OMWD celebrates recycled water pumping station
Board members of the Olivenhain Municipal Water District from left: Christy Guerin, Robert Topolovac and Larry Watt, celebrate the grand opening of a new “fueling” station on Wednesday. The facility allows OMWD residential customers to fill up drums with recycled water for such uses as landscaping. Photo by Aaron Burgin

REGION — A “fueling” station in the 4S Ranch community is giving new meaning to the phrase “fill ‘er up.”

The Olivenhain Municipal Water District on Wednesday celebrated the grand opening of its recycled water fill station off of Campania Avenue and Camino San Thomas. The facility is believed to be the first of its kind in San Diego.

Residential customers can stop by the station three days a week and fill up drums with up to 300 gallons of recycled water, which can be used for landscaping, washing cars, cleaning driveways and other similar uses.

Recycled water, which flows through bright purple pipes, cannot be used for washing dishes, showers, cooking or drinking.
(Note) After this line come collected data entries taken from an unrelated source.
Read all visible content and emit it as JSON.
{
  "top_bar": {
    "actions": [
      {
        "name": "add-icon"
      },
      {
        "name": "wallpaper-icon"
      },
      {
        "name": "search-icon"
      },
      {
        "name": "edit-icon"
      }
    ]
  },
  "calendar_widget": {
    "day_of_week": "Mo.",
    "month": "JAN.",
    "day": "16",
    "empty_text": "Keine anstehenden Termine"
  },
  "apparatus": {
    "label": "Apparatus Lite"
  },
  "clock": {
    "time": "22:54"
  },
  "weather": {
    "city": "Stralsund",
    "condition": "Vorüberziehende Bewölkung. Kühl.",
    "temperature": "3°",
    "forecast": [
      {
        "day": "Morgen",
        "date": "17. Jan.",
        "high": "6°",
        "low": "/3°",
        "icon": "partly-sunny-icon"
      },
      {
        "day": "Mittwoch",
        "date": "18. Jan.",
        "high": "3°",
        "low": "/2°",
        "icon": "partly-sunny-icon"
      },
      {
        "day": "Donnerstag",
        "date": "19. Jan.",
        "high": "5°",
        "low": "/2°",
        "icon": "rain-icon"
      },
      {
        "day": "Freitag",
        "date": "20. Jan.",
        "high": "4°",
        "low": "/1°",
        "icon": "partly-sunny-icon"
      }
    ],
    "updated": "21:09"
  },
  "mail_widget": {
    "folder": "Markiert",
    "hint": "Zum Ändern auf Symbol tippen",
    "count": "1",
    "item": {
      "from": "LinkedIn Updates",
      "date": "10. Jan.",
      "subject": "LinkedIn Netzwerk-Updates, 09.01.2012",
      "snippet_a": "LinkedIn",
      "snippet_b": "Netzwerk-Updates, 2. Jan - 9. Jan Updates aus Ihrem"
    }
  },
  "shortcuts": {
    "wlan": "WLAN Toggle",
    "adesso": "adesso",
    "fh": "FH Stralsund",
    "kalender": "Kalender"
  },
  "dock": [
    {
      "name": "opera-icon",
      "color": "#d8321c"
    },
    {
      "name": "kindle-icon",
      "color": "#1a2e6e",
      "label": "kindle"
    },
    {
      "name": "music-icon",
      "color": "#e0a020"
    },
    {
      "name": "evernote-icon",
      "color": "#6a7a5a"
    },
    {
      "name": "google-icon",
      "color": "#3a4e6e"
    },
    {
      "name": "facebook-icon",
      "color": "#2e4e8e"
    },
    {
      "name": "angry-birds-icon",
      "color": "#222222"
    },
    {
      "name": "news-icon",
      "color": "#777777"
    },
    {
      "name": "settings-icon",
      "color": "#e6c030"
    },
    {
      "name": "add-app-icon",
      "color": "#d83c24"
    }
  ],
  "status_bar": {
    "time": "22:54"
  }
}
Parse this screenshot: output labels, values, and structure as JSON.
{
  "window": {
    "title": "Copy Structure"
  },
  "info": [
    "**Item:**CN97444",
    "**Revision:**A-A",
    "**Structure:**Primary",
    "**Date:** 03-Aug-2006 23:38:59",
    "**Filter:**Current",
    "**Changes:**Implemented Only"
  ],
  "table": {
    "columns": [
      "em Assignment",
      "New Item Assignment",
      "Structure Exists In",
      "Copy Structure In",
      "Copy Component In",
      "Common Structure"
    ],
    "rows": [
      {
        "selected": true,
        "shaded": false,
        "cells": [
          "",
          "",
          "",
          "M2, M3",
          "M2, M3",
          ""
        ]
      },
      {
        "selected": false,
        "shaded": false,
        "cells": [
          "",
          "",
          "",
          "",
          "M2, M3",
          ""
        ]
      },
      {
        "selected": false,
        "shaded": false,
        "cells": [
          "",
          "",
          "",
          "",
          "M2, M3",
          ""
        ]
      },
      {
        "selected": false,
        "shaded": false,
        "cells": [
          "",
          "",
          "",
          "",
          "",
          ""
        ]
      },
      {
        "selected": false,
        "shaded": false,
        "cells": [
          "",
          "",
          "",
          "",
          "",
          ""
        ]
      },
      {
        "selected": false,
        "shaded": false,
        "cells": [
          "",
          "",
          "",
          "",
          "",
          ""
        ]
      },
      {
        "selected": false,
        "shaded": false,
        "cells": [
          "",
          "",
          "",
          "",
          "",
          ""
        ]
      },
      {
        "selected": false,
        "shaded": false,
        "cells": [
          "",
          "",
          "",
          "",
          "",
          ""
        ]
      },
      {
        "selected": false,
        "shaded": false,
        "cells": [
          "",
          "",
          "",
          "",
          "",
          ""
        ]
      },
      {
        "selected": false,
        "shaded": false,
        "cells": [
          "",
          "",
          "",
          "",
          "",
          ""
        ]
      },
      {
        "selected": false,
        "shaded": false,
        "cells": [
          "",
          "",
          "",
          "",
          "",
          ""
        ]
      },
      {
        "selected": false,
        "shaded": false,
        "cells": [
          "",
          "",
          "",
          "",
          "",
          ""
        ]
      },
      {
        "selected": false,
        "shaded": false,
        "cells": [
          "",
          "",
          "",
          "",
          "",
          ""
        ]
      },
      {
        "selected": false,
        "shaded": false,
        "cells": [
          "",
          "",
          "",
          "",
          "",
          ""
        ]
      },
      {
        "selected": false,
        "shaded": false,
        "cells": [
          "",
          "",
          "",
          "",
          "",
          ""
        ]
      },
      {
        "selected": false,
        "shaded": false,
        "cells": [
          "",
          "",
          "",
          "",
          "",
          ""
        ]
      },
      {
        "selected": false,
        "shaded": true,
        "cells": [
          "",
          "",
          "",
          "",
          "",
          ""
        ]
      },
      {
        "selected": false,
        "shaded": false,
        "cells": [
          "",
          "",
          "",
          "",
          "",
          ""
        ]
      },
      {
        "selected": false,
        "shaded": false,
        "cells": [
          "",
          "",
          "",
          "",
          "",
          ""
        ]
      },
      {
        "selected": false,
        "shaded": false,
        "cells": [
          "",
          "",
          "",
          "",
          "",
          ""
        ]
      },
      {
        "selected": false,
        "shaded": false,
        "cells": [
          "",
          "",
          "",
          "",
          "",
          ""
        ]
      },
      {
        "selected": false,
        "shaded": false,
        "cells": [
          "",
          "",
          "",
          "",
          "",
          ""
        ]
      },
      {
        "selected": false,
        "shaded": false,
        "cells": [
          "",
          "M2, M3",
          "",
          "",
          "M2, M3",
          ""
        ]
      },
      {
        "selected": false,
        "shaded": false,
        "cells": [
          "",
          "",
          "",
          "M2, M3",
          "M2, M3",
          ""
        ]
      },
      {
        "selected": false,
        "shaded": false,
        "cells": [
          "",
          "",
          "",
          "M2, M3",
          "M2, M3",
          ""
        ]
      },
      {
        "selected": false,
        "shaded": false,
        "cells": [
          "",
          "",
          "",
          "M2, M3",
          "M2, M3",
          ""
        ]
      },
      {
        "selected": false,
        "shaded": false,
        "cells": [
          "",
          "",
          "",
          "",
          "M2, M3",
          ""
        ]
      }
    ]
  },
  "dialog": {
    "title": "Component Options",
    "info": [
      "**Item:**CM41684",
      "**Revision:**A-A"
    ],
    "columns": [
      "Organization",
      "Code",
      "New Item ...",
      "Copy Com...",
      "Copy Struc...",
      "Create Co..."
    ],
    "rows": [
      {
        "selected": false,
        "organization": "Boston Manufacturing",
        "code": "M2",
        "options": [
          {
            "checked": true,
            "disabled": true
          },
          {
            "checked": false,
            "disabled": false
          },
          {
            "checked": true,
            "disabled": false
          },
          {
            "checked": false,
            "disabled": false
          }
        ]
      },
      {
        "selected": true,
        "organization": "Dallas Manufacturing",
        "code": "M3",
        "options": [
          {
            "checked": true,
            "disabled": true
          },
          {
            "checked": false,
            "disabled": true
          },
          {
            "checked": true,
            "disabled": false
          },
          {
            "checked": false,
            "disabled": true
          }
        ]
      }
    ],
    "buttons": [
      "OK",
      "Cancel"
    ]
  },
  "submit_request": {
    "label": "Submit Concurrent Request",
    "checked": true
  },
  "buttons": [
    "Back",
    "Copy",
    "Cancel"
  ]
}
Water District officials said the station will provide a source of water for residents to keep up with their landscaping needs as they are being asked to conserve potable water during the drought. As part of Gov. Jerry Brown’s executive order to cut water use statewide by 25 percent, OMWD users were mandated to cut water use by 32 percent.

“Our customers have risen to the challenge of conservation by replacing lawns with drought tolerant landscaping and limiting their water use, but at the same time, we recognize that they still need a source of water to take care of these things,” OMWD General Manager Kim Thorner said. “This locally supported drought proof water source will allow them to keep their plants alive…while also meeting the state’s mandates.”

Water District officials said the station was inspired by a similar one in Northern California created by the Dublin San Ramon Services District, which has won several awards. OMWD officials learned about it in April at a conference, and the board approved the local proposal in July.

Thorner credited the rapid turnaround from approval to construction, which took less than two months, to a collaborative effort between the local water district, the San Diego County Water Authority, the state Water Resources Control Board and the County Department of Environmental Health.

The station is limited to OMWD customers and cannot be used for commercial use. Users have to sign up for the station online or at the fill station and are given a card that they must show to access the station.

Fail-safes are in place to detect users that might be abusing the privileges, OMWD Operations Manager Cari Dale said.

“If someone is coming and getting the maximum amount every day it is open, we are likely going to investigate to see what they are using the water for,” Dale said. “If we find that they are using the water for commercial or industrial purposes, their privileges will be revoked.”

The station is open Monday, Wednesday and Friday from 10 a.m. to 2 p.m. Those hours could change depending on the popularity of the program.

Officials are already exploring possibilities of a second pump station in the Encinitas area.